Neutrinos -- recently proven to have mass -- stream through your body constantly.  They travel very very close to the speed of light, though their precise actual speed has yet to be determined.

Dark matter also streams through your body.  Unknown speed; some probably close to the speed of light.

The decay products of cosmic rays hitting the atmosphere also hit or pass through your body.  I am unable to look up their speed, but many are close to the speed of light: the muons must be traveling at that speed or else they would have decayed before they got to you.

Obsolete technology, part 1: The electrons in a cathode ray tube (CRT) in a television or monitor travel about 90000000 m/s or 0.3c, impressively fast.  CRTs are technically particle accelerators.

Next are a few items of thermal velocity.  Velocity is proportional to (only) the square root of the temperature.

The air molecules (or ions) heated within lightning stroke are probably traveling pretty fast.

Does a small static electricity discharge cause high speed air?

Hydrogen molecules are light, so move faster at a given temperature compared to more massive molecules.  An unburnt hydrogen molecule in the vicinity of a hydrogen flame might be traveling 5800 m/s or 0.00002c.

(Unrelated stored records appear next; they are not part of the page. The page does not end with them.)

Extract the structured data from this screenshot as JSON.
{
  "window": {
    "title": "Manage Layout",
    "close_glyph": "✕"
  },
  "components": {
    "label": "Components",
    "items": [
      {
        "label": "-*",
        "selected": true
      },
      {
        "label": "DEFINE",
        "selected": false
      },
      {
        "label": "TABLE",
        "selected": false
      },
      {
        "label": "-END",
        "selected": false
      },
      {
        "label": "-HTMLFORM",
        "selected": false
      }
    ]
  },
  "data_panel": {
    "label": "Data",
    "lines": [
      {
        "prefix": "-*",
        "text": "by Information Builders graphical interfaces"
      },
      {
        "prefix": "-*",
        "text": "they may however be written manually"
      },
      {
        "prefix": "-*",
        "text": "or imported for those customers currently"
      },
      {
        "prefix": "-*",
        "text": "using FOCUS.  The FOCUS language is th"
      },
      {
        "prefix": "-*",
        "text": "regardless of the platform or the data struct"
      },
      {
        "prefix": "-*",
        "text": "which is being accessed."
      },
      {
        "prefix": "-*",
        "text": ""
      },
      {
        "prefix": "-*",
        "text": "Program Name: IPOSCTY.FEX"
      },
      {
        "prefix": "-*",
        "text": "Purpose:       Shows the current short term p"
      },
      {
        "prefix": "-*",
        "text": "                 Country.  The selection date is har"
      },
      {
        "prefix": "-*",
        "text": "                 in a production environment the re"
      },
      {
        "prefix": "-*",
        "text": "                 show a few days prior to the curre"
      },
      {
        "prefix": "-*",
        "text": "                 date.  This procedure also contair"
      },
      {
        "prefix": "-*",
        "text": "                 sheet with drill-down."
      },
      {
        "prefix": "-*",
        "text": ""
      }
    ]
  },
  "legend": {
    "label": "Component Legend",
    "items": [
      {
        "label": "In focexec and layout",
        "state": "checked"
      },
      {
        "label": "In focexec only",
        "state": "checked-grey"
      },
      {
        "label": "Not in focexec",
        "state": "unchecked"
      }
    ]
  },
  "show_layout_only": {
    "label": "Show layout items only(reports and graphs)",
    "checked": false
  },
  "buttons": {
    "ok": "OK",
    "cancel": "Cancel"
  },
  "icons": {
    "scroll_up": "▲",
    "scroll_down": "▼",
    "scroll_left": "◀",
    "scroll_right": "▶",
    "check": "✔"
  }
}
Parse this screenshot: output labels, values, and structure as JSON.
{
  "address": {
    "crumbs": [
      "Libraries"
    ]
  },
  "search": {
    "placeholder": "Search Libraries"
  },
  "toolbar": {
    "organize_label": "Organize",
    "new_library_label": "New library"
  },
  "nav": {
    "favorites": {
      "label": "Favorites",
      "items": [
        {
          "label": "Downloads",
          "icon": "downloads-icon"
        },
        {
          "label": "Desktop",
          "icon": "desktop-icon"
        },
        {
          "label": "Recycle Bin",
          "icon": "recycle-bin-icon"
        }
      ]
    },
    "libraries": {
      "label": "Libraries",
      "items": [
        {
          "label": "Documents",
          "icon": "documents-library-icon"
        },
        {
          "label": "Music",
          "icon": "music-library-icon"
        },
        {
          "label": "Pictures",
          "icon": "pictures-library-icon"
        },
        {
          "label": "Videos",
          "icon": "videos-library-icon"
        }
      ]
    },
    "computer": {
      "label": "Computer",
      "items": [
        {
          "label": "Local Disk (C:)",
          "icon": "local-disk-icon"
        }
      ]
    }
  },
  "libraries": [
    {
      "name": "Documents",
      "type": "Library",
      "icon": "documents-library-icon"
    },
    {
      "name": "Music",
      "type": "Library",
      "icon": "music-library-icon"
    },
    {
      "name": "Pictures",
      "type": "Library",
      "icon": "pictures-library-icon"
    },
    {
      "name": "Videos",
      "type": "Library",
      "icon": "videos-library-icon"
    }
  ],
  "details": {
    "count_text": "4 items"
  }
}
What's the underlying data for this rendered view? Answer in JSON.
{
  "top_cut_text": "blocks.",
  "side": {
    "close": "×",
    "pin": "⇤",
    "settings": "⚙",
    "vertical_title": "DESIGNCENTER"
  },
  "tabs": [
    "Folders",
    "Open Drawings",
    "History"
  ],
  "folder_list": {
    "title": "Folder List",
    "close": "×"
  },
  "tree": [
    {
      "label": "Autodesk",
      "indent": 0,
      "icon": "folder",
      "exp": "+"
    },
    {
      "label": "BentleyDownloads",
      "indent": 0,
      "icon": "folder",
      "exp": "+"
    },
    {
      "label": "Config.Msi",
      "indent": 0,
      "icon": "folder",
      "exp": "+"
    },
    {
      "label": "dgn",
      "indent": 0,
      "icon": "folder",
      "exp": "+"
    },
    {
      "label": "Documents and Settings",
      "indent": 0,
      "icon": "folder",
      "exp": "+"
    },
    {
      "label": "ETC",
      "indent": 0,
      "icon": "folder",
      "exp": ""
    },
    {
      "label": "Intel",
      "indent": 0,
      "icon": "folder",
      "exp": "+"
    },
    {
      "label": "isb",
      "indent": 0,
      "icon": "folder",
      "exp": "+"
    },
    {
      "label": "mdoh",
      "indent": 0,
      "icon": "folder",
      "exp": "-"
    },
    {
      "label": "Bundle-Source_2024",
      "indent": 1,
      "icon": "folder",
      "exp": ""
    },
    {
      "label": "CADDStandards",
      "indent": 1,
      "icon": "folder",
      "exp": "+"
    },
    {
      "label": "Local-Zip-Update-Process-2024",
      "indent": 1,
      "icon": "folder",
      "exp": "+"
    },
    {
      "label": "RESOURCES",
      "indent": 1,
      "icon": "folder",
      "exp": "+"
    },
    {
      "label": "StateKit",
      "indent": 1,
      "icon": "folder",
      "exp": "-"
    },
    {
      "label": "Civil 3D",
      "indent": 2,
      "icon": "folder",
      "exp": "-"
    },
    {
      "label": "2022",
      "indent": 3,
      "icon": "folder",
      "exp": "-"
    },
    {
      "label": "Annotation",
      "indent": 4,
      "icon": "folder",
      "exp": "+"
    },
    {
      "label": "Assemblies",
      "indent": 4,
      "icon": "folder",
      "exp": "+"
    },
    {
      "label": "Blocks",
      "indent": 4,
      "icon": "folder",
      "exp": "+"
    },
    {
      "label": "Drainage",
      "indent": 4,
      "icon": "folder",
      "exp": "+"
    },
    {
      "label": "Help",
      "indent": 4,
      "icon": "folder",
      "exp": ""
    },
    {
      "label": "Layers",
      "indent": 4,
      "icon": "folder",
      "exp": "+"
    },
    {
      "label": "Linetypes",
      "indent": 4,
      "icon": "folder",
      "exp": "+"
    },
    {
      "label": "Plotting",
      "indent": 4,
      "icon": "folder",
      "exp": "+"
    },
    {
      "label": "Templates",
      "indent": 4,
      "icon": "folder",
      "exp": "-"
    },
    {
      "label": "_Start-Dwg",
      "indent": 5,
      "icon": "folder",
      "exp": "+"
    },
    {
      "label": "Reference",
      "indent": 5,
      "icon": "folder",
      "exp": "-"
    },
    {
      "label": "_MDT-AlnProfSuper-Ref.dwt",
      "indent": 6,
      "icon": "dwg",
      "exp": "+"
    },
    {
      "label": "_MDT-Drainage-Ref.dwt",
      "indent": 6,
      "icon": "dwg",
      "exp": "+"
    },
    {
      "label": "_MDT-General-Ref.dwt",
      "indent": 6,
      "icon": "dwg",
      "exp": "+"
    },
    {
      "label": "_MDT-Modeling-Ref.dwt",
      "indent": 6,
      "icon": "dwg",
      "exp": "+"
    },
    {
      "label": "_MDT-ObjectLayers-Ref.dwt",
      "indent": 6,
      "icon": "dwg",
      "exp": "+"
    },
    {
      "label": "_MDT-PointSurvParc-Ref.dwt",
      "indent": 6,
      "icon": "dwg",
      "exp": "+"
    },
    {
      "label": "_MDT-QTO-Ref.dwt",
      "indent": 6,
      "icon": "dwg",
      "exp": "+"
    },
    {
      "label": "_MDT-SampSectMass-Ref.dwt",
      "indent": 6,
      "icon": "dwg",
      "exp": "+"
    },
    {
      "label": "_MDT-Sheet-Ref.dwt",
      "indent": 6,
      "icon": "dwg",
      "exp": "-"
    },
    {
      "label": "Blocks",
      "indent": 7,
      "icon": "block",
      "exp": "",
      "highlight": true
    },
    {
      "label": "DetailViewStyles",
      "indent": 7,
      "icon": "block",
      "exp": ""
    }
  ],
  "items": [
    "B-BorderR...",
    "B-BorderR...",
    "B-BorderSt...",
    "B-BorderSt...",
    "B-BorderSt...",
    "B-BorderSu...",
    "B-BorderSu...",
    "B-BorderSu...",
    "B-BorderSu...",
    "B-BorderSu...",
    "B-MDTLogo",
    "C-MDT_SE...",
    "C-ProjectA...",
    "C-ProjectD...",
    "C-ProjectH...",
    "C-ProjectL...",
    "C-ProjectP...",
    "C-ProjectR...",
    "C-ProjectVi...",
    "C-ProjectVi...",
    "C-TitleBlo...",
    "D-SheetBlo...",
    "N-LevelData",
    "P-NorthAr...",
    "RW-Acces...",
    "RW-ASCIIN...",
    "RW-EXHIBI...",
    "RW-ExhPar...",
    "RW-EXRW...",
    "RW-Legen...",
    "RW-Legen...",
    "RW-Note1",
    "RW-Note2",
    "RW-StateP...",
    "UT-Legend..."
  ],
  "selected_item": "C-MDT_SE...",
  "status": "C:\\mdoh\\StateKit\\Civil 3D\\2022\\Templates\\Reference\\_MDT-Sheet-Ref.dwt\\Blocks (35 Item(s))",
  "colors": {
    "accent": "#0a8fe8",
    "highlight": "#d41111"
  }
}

Obsolete technology, part 2: An argon atom inside an incandescent light, having just bounced off the 5800K hot filament might be traveling 1000 m/s.

Gas molecules at room temperature range from 300 - 2000 m/s.

Next, physical objects:

A typical bullet travels 350 m/s.

A cracked whip exceeds the speed of sound, 343 m/s.

A commercial jet plane cruising at 600 mph travels 268 m/s.

A car going 60 mph travels 26.8 m/s.